We also expect some volatility to resurface during the coming week. The markets face technical headwinds at higher levels. We strongly recommend not using dips blindly to make aggressive purchases. A greatly selective and stock-specific approach is advised for the coming week.
Sector Analysis for the Coming Week
In our look at Relative Rotation Graphs, we compared various sectors against CNX500, which represents over 95% of the free float market cap of all the stocks listed.
Our review of Relative Rotation Graphs (RRG) shows the outperformance against the broader markets is likely to remain limited to specific sectors only. The Financial Services and Service Sector index are expected to relatively out-perform. The Infra pack is also expected to put up a resilient performance.
The Bank NIFTY, Realty, PSU Banks, Energy, Pharma and Auto indexes are steadily losing momentum against the broader CNX500 index. Some stock-specific performance from the IT pack can be expected.

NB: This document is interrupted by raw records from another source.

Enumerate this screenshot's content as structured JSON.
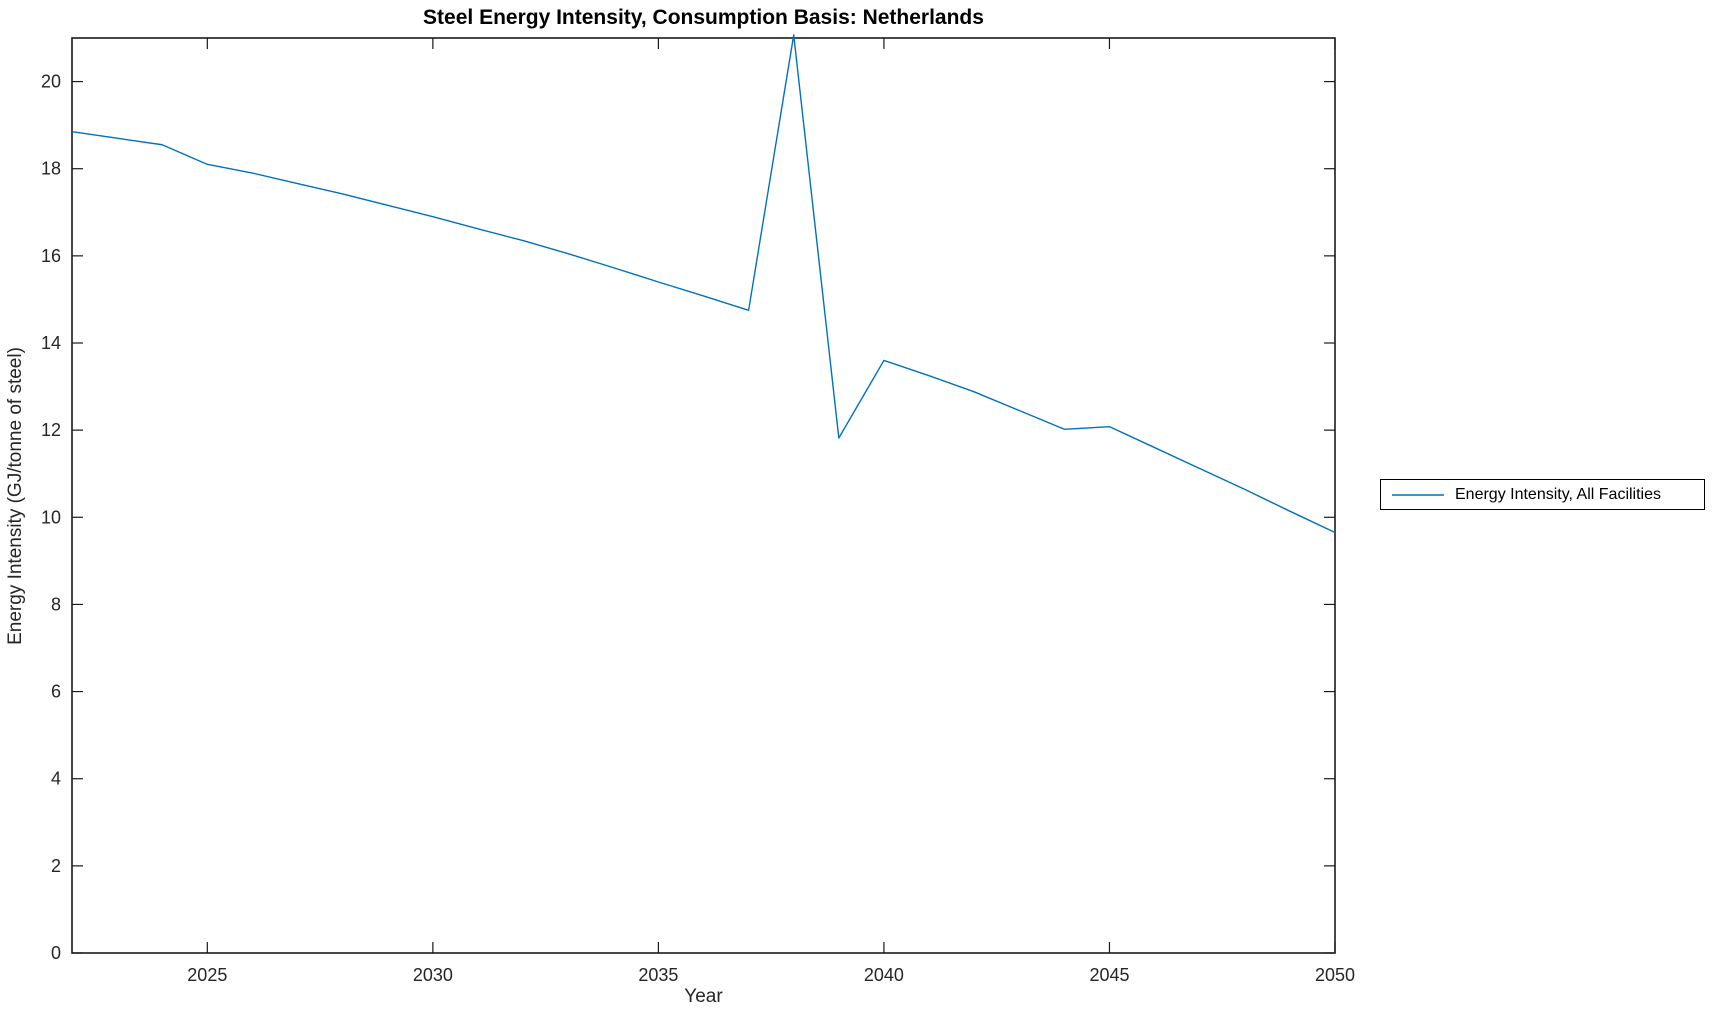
{
  "chart_data": {
    "type": "line",
    "title": "Steel Energy Intensity, Consumption Basis: Netherlands",
    "xlabel": "Year",
    "ylabel": "Energy Intensity (GJ/tonne of steel)",
    "xlim": [
      2022,
      2050
    ],
    "ylim": [
      0,
      21
    ],
    "x_ticks": [
      2025,
      2030,
      2035,
      2040,
      2045,
      2050
    ],
    "y_ticks": [
      0,
      2,
      4,
      6,
      8,
      10,
      12,
      14,
      16,
      18,
      20
    ],
    "grid": false,
    "legend_position": "outside-right",
    "axis_color": "#1a1a1a",
    "tick_label_color": "#262626",
    "x": [
      2022,
      2023,
      2024,
      2025,
      2026,
      2027,
      2028,
      2029,
      2030,
      2031,
      2032,
      2033,
      2034,
      2035,
      2036,
      2037,
      2038,
      2039,
      2040,
      2041,
      2042,
      2043,
      2044,
      2045,
      2046,
      2047,
      2048,
      2049,
      2050
    ],
    "series": [
      {
        "name": "Energy Intensity, All Facilities",
        "color": "#0072BD",
        "values": [
          18.85,
          18.7,
          18.55,
          18.1,
          17.9,
          17.66,
          17.42,
          17.16,
          16.9,
          16.62,
          16.35,
          16.05,
          15.73,
          15.4,
          15.08,
          14.75,
          21.07,
          11.82,
          13.6,
          13.25,
          12.88,
          12.45,
          12.02,
          12.08,
          11.6,
          11.12,
          10.64,
          10.14,
          9.65
        ]
      }
    ]
  }
}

Along with the Financial pack, the CNXPSE index is likely to put up a resilient show as well, as it remains placed in the leading quadrant while consolidating its position.
Important Note: RRG™ charts show you the relative strength and momentum for a group of stocks. In the above chart, they show relative performance as against the NIFTY500 Index (Broader Markets) and should not be used directly as buy or sell signals.